Singer Tatiana Schwaninger and Graham Perez, a producer with a previous life making beats for underground rappers like SoFaygo, have been working as Snow Strippers for two years. This spring April Mixtape 3 is like a Dance Dance Revolution soundtrack to moonwalking cyborgs: a mind-boggling blaze of neon melodies and tiny screams. Their music sounds beautiful in a fun re-evaluation of Crystal Castles and viral hits like laura les “Haunted,” but they also enjoyed mutating their core sound in interesting ways, like mashing vocals with robotic ad-libs or slowing down the tempo to a shimmering stomp-trot. On the duo's new EP Night Killaz Vol. 1they flesh out their fancy dance sound even further, showcasing the music's overheated thrills as well as its diminishing returns.

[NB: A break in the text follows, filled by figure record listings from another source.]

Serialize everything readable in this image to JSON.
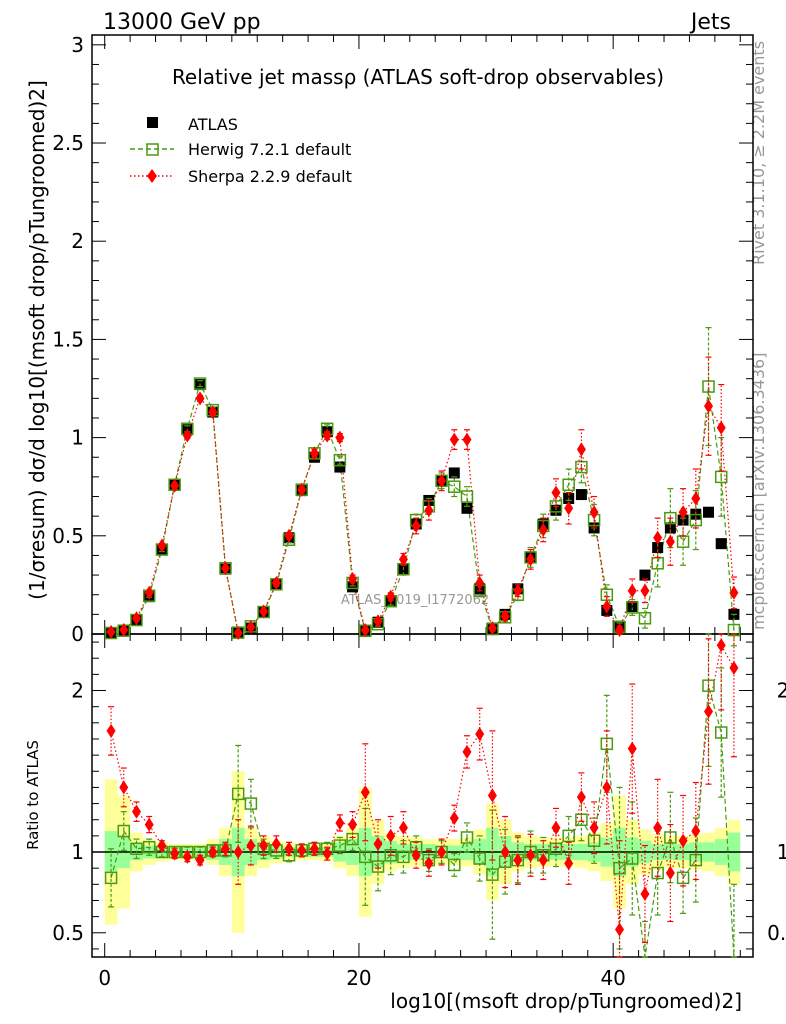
{
  "header": {
    "left": "13000 GeV pp",
    "right": "Jets"
  },
  "title": "Relative jet massρ (ATLAS soft-drop observables)",
  "side_texts": {
    "rivet": "Rivet 3.1.10, ≥ 2.2M events",
    "mcplots": "mcplots.cern.ch [arXiv:1306.3436]"
  },
  "watermark": "ATLAS_2019_I1772062",
  "legend": [
    {
      "name": "ATLAS",
      "color": "#000000",
      "marker": "square"
    },
    {
      "name": "Herwig 7.2.1 default",
      "color": "#4a9a10",
      "marker": "open-square"
    },
    {
      "name": "Sherpa 2.2.9 default",
      "color": "#ff0000",
      "marker": "diamond"
    }
  ],
  "chart_data": {
    "type": "scatter",
    "xlim": [
      -1,
      51
    ],
    "xticks": [
      "0",
      "20",
      "40"
    ],
    "main": {
      "ylabel": "(1/σresum) dσ/d log10[(msoft drop/pTungroomed)2]",
      "ylim": [
        0,
        3.05
      ],
      "yticks": [
        "0",
        "0.5",
        "1",
        "1.5",
        "2",
        "2.5",
        "3"
      ]
    },
    "ratio": {
      "ylabel": "Ratio to ATLAS",
      "ylim": [
        0.35,
        2.35
      ],
      "yticks": [
        "0.5",
        "1",
        "2"
      ]
    },
    "xlabel": "log10[(msoft drop/pTungroomed)2]",
    "x": [
      0.5,
      1.5,
      2.5,
      3.5,
      4.5,
      5.5,
      6.5,
      7.5,
      8.5,
      9.5,
      10.5,
      11.5,
      12.5,
      13.5,
      14.5,
      15.5,
      16.5,
      17.5,
      18.5,
      19.5,
      20.5,
      21.5,
      22.5,
      23.5,
      24.5,
      25.5,
      26.5,
      27.5,
      28.5,
      29.5,
      30.5,
      31.5,
      32.5,
      33.5,
      34.5,
      35.5,
      36.5,
      37.5,
      38.5,
      39.5,
      40.5,
      41.5,
      42.5,
      43.5,
      44.5,
      45.5,
      46.5,
      47.5,
      48.5,
      49.5
    ],
    "series": [
      {
        "name": "ATLAS",
        "values": [
          0.006,
          0.015,
          0.07,
          0.19,
          0.43,
          0.76,
          1.04,
          1.27,
          1.13,
          0.33,
          0.005,
          0.03,
          0.11,
          0.25,
          0.49,
          0.73,
          0.9,
          1.03,
          0.85,
          0.24,
          0.02,
          0.06,
          0.17,
          0.33,
          0.56,
          0.68,
          0.78,
          0.82,
          0.64,
          0.23,
          0.03,
          0.1,
          0.23,
          0.39,
          0.56,
          0.63,
          0.69,
          0.71,
          0.54,
          0.12,
          0.04,
          0.14,
          0.3,
          0.44,
          0.54,
          0.58,
          0.61,
          0.62,
          0.46,
          0.1
        ],
        "ratio": [
          1,
          1,
          1,
          1,
          1,
          1,
          1,
          1,
          1,
          1,
          1,
          1,
          1,
          1,
          1,
          1,
          1,
          1,
          1,
          1,
          1,
          1,
          1,
          1,
          1,
          1,
          1,
          1,
          1,
          1,
          1,
          1,
          1,
          1,
          1,
          1,
          1,
          1,
          1,
          1,
          1,
          1,
          1,
          1,
          1,
          1,
          1,
          1,
          1,
          1
        ],
        "err_ratio_inner": [
          0.13,
          0.1,
          0.05,
          0.04,
          0.03,
          0.03,
          0.03,
          0.03,
          0.05,
          0.08,
          0.15,
          0.08,
          0.05,
          0.04,
          0.03,
          0.03,
          0.03,
          0.03,
          0.06,
          0.08,
          0.15,
          0.1,
          0.07,
          0.05,
          0.05,
          0.05,
          0.04,
          0.04,
          0.05,
          0.08,
          0.15,
          0.1,
          0.06,
          0.05,
          0.05,
          0.05,
          0.05,
          0.05,
          0.06,
          0.09,
          0.15,
          0.09,
          0.07,
          0.05,
          0.05,
          0.05,
          0.06,
          0.06,
          0.08,
          0.12
        ],
        "err_ratio_outer": [
          0.45,
          0.35,
          0.12,
          0.08,
          0.06,
          0.05,
          0.05,
          0.05,
          0.08,
          0.15,
          0.5,
          0.15,
          0.1,
          0.07,
          0.06,
          0.05,
          0.05,
          0.06,
          0.1,
          0.15,
          0.4,
          0.2,
          0.12,
          0.1,
          0.09,
          0.08,
          0.08,
          0.08,
          0.09,
          0.14,
          0.3,
          0.2,
          0.12,
          0.1,
          0.09,
          0.09,
          0.09,
          0.1,
          0.12,
          0.18,
          0.35,
          0.2,
          0.14,
          0.11,
          0.1,
          0.1,
          0.11,
          0.12,
          0.15,
          0.2
        ]
      },
      {
        "name": "Herwig 7.2.1 default",
        "values": [
          0.005,
          0.017,
          0.071,
          0.195,
          0.43,
          0.76,
          1.045,
          1.275,
          1.14,
          0.335,
          0.007,
          0.039,
          0.112,
          0.253,
          0.48,
          0.735,
          0.92,
          1.045,
          0.885,
          0.26,
          0.016,
          0.05,
          0.167,
          0.33,
          0.58,
          0.65,
          0.78,
          0.75,
          0.7,
          0.22,
          0.025,
          0.085,
          0.2,
          0.39,
          0.55,
          0.65,
          0.76,
          0.85,
          0.58,
          0.2,
          0.036,
          0.135,
          0.08,
          0.36,
          0.59,
          0.47,
          0.58,
          1.26,
          0.8,
          0.02
        ],
        "errors": [
          0.002,
          0.003,
          0.005,
          0.008,
          0.01,
          0.01,
          0.015,
          0.015,
          0.015,
          0.01,
          0.003,
          0.006,
          0.008,
          0.01,
          0.015,
          0.015,
          0.02,
          0.02,
          0.02,
          0.015,
          0.005,
          0.01,
          0.02,
          0.03,
          0.03,
          0.04,
          0.04,
          0.05,
          0.05,
          0.03,
          0.01,
          0.02,
          0.03,
          0.05,
          0.06,
          0.07,
          0.08,
          0.08,
          0.08,
          0.05,
          0.02,
          0.04,
          0.05,
          0.12,
          0.15,
          0.12,
          0.15,
          0.3,
          0.2,
          0.08
        ],
        "ratio": [
          0.84,
          1.13,
          1.02,
          1.03,
          1.0,
          1.0,
          1.0,
          1.0,
          1.01,
          1.01,
          1.36,
          1.3,
          1.02,
          1.01,
          0.98,
          1.01,
          1.02,
          1.02,
          1.04,
          1.08,
          0.97,
          0.91,
          0.98,
          0.97,
          1.03,
          0.95,
          1.0,
          0.92,
          1.09,
          0.96,
          0.86,
          0.94,
          0.95,
          1.0,
          0.98,
          1.02,
          1.1,
          1.2,
          1.07,
          1.67,
          0.9,
          0.96,
          0.27,
          0.87,
          1.09,
          0.84,
          0.95,
          2.03,
          1.74,
          0.2
        ],
        "ratio_err": [
          0.18,
          0.12,
          0.06,
          0.05,
          0.03,
          0.03,
          0.03,
          0.03,
          0.03,
          0.04,
          0.3,
          0.15,
          0.06,
          0.05,
          0.04,
          0.04,
          0.04,
          0.04,
          0.05,
          0.07,
          0.3,
          0.15,
          0.12,
          0.1,
          0.07,
          0.07,
          0.07,
          0.07,
          0.09,
          0.14,
          0.4,
          0.2,
          0.14,
          0.13,
          0.11,
          0.11,
          0.12,
          0.13,
          0.14,
          0.3,
          0.5,
          0.35,
          0.3,
          0.26,
          0.28,
          0.22,
          0.26,
          0.5,
          0.4,
          0.6
        ]
      },
      {
        "name": "Sherpa 2.2.9 default",
        "values": [
          0.011,
          0.021,
          0.08,
          0.21,
          0.45,
          0.755,
          1.01,
          1.2,
          1.13,
          0.335,
          0.005,
          0.035,
          0.115,
          0.26,
          0.5,
          0.735,
          0.92,
          1.01,
          1.0,
          0.28,
          0.02,
          0.065,
          0.19,
          0.38,
          0.55,
          0.63,
          0.78,
          0.99,
          0.99,
          0.26,
          0.03,
          0.09,
          0.22,
          0.38,
          0.53,
          0.72,
          0.64,
          0.94,
          0.62,
          0.14,
          0.02,
          0.22,
          0.22,
          0.49,
          0.47,
          0.62,
          0.69,
          1.16,
          1.05,
          0.21
        ],
        "errors": [
          0.002,
          0.003,
          0.006,
          0.008,
          0.01,
          0.012,
          0.015,
          0.015,
          0.015,
          0.01,
          0.003,
          0.005,
          0.008,
          0.012,
          0.015,
          0.015,
          0.02,
          0.02,
          0.02,
          0.02,
          0.005,
          0.01,
          0.02,
          0.03,
          0.04,
          0.05,
          0.05,
          0.05,
          0.05,
          0.04,
          0.01,
          0.02,
          0.03,
          0.05,
          0.06,
          0.07,
          0.08,
          0.1,
          0.08,
          0.05,
          0.02,
          0.06,
          0.06,
          0.1,
          0.12,
          0.12,
          0.15,
          0.25,
          0.22,
          0.08
        ],
        "ratio": [
          1.75,
          1.4,
          1.25,
          1.17,
          1.04,
          0.99,
          0.97,
          0.95,
          1.0,
          1.02,
          1.0,
          1.04,
          1.04,
          1.05,
          1.02,
          1.01,
          1.02,
          0.99,
          1.18,
          1.17,
          1.37,
          1.05,
          1.1,
          1.15,
          0.98,
          0.93,
          1.0,
          1.21,
          1.62,
          1.73,
          1.35,
          1.0,
          0.95,
          0.98,
          0.95,
          1.15,
          0.93,
          1.34,
          1.15,
          1.4,
          0.52,
          1.64,
          0.74,
          1.15,
          0.87,
          1.07,
          1.13,
          1.87,
          2.28,
          2.14
        ],
        "ratio_err": [
          0.15,
          0.12,
          0.06,
          0.05,
          0.03,
          0.03,
          0.03,
          0.03,
          0.03,
          0.04,
          0.2,
          0.12,
          0.06,
          0.05,
          0.04,
          0.04,
          0.04,
          0.04,
          0.05,
          0.08,
          0.3,
          0.15,
          0.12,
          0.1,
          0.08,
          0.08,
          0.08,
          0.08,
          0.1,
          0.16,
          0.4,
          0.22,
          0.15,
          0.13,
          0.12,
          0.12,
          0.13,
          0.15,
          0.16,
          0.35,
          0.55,
          0.4,
          0.3,
          0.3,
          0.3,
          0.28,
          0.3,
          0.45,
          0.4,
          0.55
        ]
      }
    ]
  }
}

Snow Strippers' music is a piñata of pastiches, modeled after the gothic angst of SALEM, the creepy mayhem of Crystal Castles and the camp heart of DJ Sammy. But it's also seamlessly and stupidly fun. Even the neurotic genre purists who chide PinkPantheress for grinding out classic UK garage will be swept away by the Snow Strippers' tidal wave of hardcore kicks and pleading vocals. Firing up with a blinding shock, “Just Your Doll” will whip anyone within blast radius into a frenzy. “Preemptive” throttles like a sizzling Cascada song, Schwaninger's sun-drenched screams rippling like she's running from an evil monster. At its best, the music oozes with the greasy pizza of 3am.
The thing is, the Snow Strippers have nowhere else to go. They came up with one powerful idea — but only one. After the hypnotic first half, the film fades into a hazy locked groove. The lightshow compositions of “Just a Hint” and “Touching Yours” sound exhaustingly similar, and Schwaninger's vocals dissolve into a shiny-silver blur. Even “Comin Down” offers no reprieve from the attack. Where the original electroclass scene developed sly humor and sharp imagery against the welcoming mainstream club cultures of the time, this music doesn't rebel against anything. The duo seem to have little to say, an artistic manifesto that boils down to: It's laughter, it's euphoria, let's light up in a dark road. But when it stops being fun, the music turns into a rave-by-rote travesty.